K. de Barratt
Fue en una tarde calurosa, cuando se derrumbaron mis murallas. El bochorno del día se había tornado en algo pesado, una esponja húmeda que estrujaba ríos de sudor desde mi cuello. Yo me encontraba en el autobús, de regreso a casa. Los asientos estaban ocupados por la misma gente que veía todos los días: El Sr. Sarmiento, mi vecino; el ayudante del zapatero al cual iba por lo menos dos veces al mes; la Sra. Amelia, que vendía caramelos desde la ventana de su sala; tres muchachos del liceo; la madre de los gemelos Rivas, con tres de sus cinco hijos; dos mecánicos que frecuentaban las misma panadería que yo. Los conocía a todos, ya fuera por nombre o por oficio, así que cuando el asiento a mi lado crujió, no me molesté en voltear la cabeza para ver quien era.
Estaba reclinada contra la ventana, tratando de encontrar algo de frescura en el vidrio. Entonces me llegó el olor. Fue como una ola gaseosa de frutas podridas y chuletas rancias. Tosí y giré el torso. Lo primero que capturó mi mirada fueron las uñas pintadas de rosado chillón. De ahí, mis ojos viajaron por la gordozuela mano, los músculos del brazo, las peludas axilas, el vestido de lentejuelas rosa. El hombre trataba en vano de controlar su llanto, el mojado rimel pintándole arañas en la cara que se extendían desde la parte superior de las mejillas, hasta los lados del bigote marrón. Agitó suavemente los bucles de su rubia peluca y me sonrío, mansamente. Cómo si yo pudiera entender lo que estaba pasando y ofrecerle algún tipo de consuelo. A él. A un pestífero hombre ataviado con un reluciente vestido de prostituta, limpiándose lágrimas negras del rostro con un sucio pañuelo de encaje gris. Entonces levantó la mano. Hacia mi, hacia mis senos, las rosadas uñas a un milímetro de mi pulcra blusa escolar, casi cómo, cómo si fuera, apunto de...
-¡No me toque! - grité.
De la nada, una docena de manos cayeron sobre él y lo succionaron a la boca del monstruo formado de brazos y puños y gritos. El hombre desapareció dentro de la masa humana por unos segundos. Luego su cabeza –ahora sin peluca- surgió de nuevo, jadeante, ríos de sangre tiñendo al bigote de rojo. Lo arrojaron al suelo y lo patearon, lo rompieron por dentro, los moretones sobre su cuerpo formándose ante mis ojos. El hombre se colocó las rodillas contra el pecho y chilló. El chofer lo agarró por lo que quedaba de su vestido rosa y lo arrojó fuera del autobús. La Sra. Amelia lo maldijo mientras el vehículo se alejaba y lo dejaba atrás, tirado sobre la acera, las manos sobre el rostro, jipiando, llorando de manera incontrolable. Llorando cómo una niña.
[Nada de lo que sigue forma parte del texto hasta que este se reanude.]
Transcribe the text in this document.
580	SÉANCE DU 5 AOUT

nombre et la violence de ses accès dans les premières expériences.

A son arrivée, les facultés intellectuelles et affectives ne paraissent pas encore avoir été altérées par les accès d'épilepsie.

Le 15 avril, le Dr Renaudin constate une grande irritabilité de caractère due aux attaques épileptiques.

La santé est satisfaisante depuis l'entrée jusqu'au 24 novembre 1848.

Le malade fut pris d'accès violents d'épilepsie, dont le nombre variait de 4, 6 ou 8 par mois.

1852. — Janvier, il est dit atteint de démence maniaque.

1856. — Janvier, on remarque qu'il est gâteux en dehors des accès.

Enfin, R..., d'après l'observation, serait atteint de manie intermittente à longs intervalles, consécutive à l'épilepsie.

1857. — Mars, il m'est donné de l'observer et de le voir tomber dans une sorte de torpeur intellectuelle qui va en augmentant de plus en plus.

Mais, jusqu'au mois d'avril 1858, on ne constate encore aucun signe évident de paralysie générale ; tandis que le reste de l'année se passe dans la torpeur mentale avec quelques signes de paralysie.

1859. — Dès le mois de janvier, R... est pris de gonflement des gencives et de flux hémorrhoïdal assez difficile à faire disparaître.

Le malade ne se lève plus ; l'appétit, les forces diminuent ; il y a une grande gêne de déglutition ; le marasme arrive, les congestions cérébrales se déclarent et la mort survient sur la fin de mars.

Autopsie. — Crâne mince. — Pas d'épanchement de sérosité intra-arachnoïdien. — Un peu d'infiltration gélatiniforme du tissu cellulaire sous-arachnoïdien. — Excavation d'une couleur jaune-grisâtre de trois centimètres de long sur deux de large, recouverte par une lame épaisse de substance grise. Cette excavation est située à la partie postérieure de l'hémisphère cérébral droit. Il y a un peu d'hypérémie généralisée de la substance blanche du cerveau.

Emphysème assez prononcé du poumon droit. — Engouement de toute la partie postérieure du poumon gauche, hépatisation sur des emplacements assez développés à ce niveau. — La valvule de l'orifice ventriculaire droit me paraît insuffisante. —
El Sr. Sarmiento me acompañó hasta la casa y le explicó a mi mamá lo que había ocurrido. La abuela me preparó un té de manzanilla mientras mi hermano llamaba a mi padre al trabajo. Mamá me abrazó y entonces la ví, reflejada en el espejo del pasillo: una mariquita colgando de la punta del cuello de mi camisa. Mamá también la vio y, sin pensarlo dos veces, la espantó con la mano. Así de simple. Tan sencillo cómo lo hubiera hecho cualquiera. El insecto voló lentamente en círculos y aterrizó con suavidad sobre la superficie pulida del suelo.